Ilham menghela napas panjang. "Emang seneng banget. Tapi pas tau siapa orang dibalik rencana camping ini, gue jadi agak males."

"Udahlah, Ham. Mau sampe kapan lo musuhin Gala terus? Gak capek apa musuhan sama sahabat sendiri?" omel Akbar. "Lagian bukan lo banget kalo ngambekan kayak gini."

"Ya karena gue udah muak."

Alan datang bersama Gala karena mereka berdua sudah selesai mendirikan tenda. "Ada yang bisa gue bantu?" tanya Alan menawari bantuin.

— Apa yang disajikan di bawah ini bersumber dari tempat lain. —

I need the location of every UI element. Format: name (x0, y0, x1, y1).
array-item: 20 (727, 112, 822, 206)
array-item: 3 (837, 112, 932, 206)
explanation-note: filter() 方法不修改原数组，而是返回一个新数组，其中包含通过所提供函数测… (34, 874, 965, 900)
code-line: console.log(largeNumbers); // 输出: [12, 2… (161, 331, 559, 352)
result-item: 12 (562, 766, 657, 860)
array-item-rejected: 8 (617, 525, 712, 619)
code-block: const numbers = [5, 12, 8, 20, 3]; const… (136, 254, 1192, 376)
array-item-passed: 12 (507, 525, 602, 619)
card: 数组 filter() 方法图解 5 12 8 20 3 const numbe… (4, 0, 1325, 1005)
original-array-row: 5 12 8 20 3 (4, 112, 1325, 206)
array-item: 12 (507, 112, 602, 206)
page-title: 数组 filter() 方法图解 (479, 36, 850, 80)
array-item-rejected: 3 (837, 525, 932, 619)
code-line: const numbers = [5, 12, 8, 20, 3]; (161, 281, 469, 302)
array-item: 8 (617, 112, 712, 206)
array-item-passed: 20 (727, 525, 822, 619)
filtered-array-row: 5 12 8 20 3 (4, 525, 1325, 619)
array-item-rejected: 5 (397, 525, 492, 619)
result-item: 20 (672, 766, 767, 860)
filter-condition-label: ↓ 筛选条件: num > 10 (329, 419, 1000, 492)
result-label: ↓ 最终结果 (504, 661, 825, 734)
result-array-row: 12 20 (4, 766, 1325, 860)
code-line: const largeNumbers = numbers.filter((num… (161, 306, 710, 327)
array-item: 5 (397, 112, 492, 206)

"Bantuin, Lan. Gue mau kencing bentar," pamit Ilham berbohong. Sejujurnya, tujuan Ilham pergi bukan karena ingin buang air kecil, melainkan karena Ilham ingin menghindari Gala.

Selesai mendirikan dua tenda, para cowok mempersilahkan cewek-cewek untuk memilih tenda mana yang ingin mereka tempati.

"Ini aja gak sih, Kak. Lebih bagus pemandangan di belakangnya," saran Meisya memilih tenda yang sebelah kiri.

Sebenarnya dilihat dari arah mana saja pemandangan di sekitar tenda mereka memang bagus. Terasa segar dengan pepohonan hijau dan aliran sungai yang mengelilingi. Namun kebetulan pemandangan dari tenda kiri lah yang tampak lebih indah.

Choline mengangguk setuju. "Bener. Ya udah ini aja. Gimana, Nen, Ri?"

"Ngikut aja gue."

"Riri ngikut juga."

Alan mengintruksikan kepada mereka berempat untuk memasukkan barang-barang mereka ke dalam tenda. "Masukin barang-barang kalian dulu, kalau udah, kita makan terus istirahat sebentar, biar nanti malem bisa seru-seruan."

Meisya bertanya penasaran. "Emang nanti malem mau ngapain?"

"Barbeque-an, gantinya malam perayaan selesai ujian yang dulu sempat batal karena Gala nolongin Amora," jawab Akbar apa adanya.

Meisya mengangguk paham. Meisya juga menyadari sepertinya jawaban Akbar barusan membuat Gala dan Riri merasa kurang nyaman. Terutama Gala.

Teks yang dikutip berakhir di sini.